First, it's good to have an understanding of what a dent or crimp like this actually does to a tube.
For the frame blocks, I took a block of wood and bored a nice straight 1-1/8-inch hole through it with a forstner bit, like this one:
To perform my operation (and again - try not to cringe), I started by inserting the extra long 27.2 mm post into the seat tube. When the post started to encounter resistance, I kept twisting and lightly tapping it in. I made progress very slowly, tapping and twisting until I knew the bottom of the post was well past the crimped part of the seat tube. Would I be able to get it back out? Well, it seemed to me that as long as I could twist it (even if it took some effort) I'd be able to get it out.

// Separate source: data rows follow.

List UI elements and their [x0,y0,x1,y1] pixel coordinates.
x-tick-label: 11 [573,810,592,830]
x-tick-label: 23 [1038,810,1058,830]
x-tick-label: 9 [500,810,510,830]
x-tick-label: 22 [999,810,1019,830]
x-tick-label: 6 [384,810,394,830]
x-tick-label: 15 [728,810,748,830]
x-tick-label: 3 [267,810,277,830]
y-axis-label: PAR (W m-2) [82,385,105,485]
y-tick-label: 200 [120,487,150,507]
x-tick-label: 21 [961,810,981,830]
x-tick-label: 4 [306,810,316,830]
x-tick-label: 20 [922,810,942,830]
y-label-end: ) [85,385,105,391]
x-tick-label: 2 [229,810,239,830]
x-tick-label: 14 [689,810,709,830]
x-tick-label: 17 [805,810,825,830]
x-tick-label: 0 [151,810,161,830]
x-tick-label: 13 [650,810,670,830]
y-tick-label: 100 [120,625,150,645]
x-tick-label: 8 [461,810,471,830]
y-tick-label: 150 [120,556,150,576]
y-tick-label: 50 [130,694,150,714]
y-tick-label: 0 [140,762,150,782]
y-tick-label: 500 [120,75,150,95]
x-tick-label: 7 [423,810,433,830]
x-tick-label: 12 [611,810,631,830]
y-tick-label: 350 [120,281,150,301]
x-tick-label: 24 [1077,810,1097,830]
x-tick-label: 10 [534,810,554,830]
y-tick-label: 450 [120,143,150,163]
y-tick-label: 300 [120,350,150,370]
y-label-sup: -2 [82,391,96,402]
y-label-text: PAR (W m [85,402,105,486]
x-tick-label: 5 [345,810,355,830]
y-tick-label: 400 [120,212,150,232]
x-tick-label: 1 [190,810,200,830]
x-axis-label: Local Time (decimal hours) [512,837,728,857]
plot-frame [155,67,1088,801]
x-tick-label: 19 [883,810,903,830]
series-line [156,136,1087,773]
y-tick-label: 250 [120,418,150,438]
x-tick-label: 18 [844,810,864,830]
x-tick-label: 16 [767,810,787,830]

But I also calculated that if I successfully removed the crimping, it would come out easier than it went in.
To work the outside of the crimp, I heavily greased my wooden blocks and placed them around the dent and put them into my vice. It is important not to tighten the blocks all the way, but to get them to where there is just a slight bit of resistance, and then twist the frame back and forth between the blocks. You have to work slowly, twisting the frame, slightly tightening the blocks - continually twisting, tightening, etc.. It takes some patience as you don't want to force anything or do too much too quickly. I didn't have much trouble because my dent was not particularly deep or sharp - and it was definitely lessened by tapping the seatpost down through the dent.
After I got the blocks tightened all the way and could twist the frame freely between them, I could tell it was done as well as I was going to get it. I took the blocks off and removed the seatpost. I knew immediately that the crimping was better because getting the seatpost out was much easier than getting it in. That shouldn't be a surprise - the seat tube was now much rounder than when I started.
It's also important to note that the frame block operation can often destroy the paint. I was lucky. Whether it was because I was using wooden blocks, or lots of grease, or because the damage was so minor to begin with, but my paint only got a bit "scuffed" but wasn't badly damaged. I was able to buff it back to where you could hardly tell. Even in good light, it's really hard to see there was any damage at all. Best of all, I can get the proper seatpost inserted without trouble.
I want to point out again that I normally leave frame repairs up to the experts, and I don't necessarily recommend other people try to do what I did here. Unless someone feels really confident in their home-wrenching skills, I might say this is one of those "Don't try this at home" situations. As I'd said earlier, if the damage had been worse than it was, I might not have even tried it myself, and even as I was doing it, I proceeded slowly and with a lot of caution. But in the end, I was happy with the result, and satisfied knowing I did it myself.